His favorite technique, Beard said, was the wide-angle lens he liked to use, which allowed him to get into the lives of people not well-known to the public. This technique, he said, “didn’t affect his image, you know, it just affected how he understood a scene and so he’d begin and then just move into the frame in the corner.”

Photo: Dennis Sammut/AFP/Getty Images Richard Avedon, left, arrives for the opening of his retrospective at New York’s Museum of Modern Art in 1994.

Avedon liked to embrace the look of the place he was shooting and often shoot without the aid of a film camera. The eye of one who first viewed the scene from a single vantage point is a powerful way to create an entire image, and Avedon often used this technique for his photos, sometimes in close up, but most of the time far away from the subjects. These intimate images often featured people.

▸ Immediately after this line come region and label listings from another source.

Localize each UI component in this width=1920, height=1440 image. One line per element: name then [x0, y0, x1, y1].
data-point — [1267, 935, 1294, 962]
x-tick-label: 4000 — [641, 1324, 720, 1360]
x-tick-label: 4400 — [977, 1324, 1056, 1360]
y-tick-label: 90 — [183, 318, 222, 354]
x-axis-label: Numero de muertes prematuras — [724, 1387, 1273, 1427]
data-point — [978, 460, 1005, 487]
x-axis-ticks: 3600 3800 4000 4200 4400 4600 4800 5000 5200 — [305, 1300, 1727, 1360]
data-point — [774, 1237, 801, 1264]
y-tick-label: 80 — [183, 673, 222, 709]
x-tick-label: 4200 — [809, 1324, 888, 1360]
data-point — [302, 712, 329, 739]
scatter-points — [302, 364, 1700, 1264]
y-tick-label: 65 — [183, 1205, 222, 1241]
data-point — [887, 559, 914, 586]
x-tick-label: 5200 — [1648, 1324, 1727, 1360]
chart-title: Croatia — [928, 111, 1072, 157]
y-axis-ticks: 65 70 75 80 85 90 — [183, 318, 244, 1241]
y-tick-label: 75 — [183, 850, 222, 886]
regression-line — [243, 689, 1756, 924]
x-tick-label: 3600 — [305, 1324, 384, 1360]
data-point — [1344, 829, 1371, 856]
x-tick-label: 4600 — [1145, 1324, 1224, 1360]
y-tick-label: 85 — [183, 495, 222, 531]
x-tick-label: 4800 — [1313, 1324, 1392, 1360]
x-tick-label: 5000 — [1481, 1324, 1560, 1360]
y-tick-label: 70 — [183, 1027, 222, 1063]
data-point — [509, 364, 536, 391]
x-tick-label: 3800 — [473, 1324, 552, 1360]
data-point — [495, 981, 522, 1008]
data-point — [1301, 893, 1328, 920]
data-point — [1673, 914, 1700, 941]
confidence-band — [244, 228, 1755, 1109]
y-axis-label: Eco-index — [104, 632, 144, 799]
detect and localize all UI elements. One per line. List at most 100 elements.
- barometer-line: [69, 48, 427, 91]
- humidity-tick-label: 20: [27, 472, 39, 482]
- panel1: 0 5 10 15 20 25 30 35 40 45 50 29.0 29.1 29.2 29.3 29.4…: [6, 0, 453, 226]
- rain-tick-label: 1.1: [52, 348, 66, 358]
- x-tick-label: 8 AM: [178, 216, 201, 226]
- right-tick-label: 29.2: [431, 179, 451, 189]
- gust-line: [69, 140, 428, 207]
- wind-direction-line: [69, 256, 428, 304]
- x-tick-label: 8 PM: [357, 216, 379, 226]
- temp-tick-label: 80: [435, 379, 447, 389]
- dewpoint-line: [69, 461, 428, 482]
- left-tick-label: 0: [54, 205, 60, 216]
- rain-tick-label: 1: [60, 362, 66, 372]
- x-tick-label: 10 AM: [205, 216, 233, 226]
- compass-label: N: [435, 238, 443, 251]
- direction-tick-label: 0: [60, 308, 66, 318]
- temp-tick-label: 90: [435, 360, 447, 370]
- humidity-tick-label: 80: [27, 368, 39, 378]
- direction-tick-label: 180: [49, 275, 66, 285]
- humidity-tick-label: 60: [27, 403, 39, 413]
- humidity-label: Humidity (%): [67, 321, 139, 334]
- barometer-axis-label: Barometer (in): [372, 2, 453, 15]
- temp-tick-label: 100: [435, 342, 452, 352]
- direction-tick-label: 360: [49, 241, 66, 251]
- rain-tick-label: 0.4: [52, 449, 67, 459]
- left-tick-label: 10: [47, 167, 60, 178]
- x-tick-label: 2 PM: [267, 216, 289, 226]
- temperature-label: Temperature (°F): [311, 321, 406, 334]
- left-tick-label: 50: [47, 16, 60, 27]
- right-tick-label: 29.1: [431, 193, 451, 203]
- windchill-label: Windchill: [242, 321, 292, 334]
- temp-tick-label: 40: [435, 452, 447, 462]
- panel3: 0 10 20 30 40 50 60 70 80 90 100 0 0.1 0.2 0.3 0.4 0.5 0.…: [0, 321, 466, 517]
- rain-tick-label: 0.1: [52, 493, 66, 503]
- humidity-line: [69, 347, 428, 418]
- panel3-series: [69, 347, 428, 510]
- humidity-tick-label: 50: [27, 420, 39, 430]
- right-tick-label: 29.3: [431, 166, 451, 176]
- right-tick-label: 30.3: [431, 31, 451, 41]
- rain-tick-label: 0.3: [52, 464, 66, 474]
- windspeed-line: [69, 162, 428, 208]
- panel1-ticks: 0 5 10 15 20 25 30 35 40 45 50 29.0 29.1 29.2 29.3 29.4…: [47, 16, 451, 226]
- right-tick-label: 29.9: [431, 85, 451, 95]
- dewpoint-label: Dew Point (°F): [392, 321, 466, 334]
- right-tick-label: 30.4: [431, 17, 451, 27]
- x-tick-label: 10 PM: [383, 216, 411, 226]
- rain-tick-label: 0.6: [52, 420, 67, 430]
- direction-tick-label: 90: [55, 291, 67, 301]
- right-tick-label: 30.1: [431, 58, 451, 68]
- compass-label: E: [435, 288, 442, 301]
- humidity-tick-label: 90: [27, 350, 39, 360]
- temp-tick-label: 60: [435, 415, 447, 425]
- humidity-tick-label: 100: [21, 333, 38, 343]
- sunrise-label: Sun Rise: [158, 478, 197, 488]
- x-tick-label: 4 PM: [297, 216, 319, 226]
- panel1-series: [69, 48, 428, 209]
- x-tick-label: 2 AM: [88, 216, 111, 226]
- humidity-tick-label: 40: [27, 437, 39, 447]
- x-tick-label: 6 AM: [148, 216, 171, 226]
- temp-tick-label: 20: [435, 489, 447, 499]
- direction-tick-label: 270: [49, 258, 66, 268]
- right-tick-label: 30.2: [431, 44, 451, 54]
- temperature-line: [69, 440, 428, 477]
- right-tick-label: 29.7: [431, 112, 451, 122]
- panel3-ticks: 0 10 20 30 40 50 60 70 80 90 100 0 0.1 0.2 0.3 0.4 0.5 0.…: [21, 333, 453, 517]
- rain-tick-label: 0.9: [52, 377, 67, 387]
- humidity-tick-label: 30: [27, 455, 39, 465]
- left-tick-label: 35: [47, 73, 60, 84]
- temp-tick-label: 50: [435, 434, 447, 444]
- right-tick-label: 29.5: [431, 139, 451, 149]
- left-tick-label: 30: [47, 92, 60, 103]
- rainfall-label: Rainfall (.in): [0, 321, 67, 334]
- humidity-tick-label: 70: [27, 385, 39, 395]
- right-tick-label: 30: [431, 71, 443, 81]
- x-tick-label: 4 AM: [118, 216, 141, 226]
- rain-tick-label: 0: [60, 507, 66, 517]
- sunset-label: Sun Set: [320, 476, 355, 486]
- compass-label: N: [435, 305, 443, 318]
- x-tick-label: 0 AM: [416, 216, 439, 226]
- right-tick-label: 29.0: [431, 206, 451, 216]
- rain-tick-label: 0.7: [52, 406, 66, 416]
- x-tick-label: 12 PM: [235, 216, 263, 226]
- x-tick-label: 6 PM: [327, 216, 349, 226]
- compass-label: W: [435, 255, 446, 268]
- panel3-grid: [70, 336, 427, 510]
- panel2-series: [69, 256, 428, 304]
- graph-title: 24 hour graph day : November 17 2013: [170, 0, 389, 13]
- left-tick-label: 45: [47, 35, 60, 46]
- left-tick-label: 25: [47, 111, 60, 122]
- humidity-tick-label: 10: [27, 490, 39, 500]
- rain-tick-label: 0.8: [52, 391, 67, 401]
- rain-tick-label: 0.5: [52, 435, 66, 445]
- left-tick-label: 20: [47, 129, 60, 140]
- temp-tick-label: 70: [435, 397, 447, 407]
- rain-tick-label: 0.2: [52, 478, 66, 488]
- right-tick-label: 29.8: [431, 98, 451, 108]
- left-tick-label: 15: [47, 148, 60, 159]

“He would make these pictures where you’d think, ‘It looks like a movie’ or ‘It looks like an interior photo,’” Beard said. “People were so enamored of him because he was so accessible.”

Photo: Iliotis /Anadolu Agency/Getty Images Richard Avedon, left, and Lee Radziwill, in 2010.

Avedon liked to photograph other people, especially, in his later years, were his subjects of choice. The portraits show smiling people enjoying their lives, laughing. His final major body of work was a series of photographs he made of people celebrating their birthdays and their talent. In that series, The Birthday Show, some of the subjects were his students. Beard recalled a year when he was teaching and Avedon did a photo of one of his students from the class, shortly after they had graduated. “He grabbed this gorgeous shot of this beautiful tall, slender, modern looking woman. And you see her from head to toe. His next shot of her was her make-up.”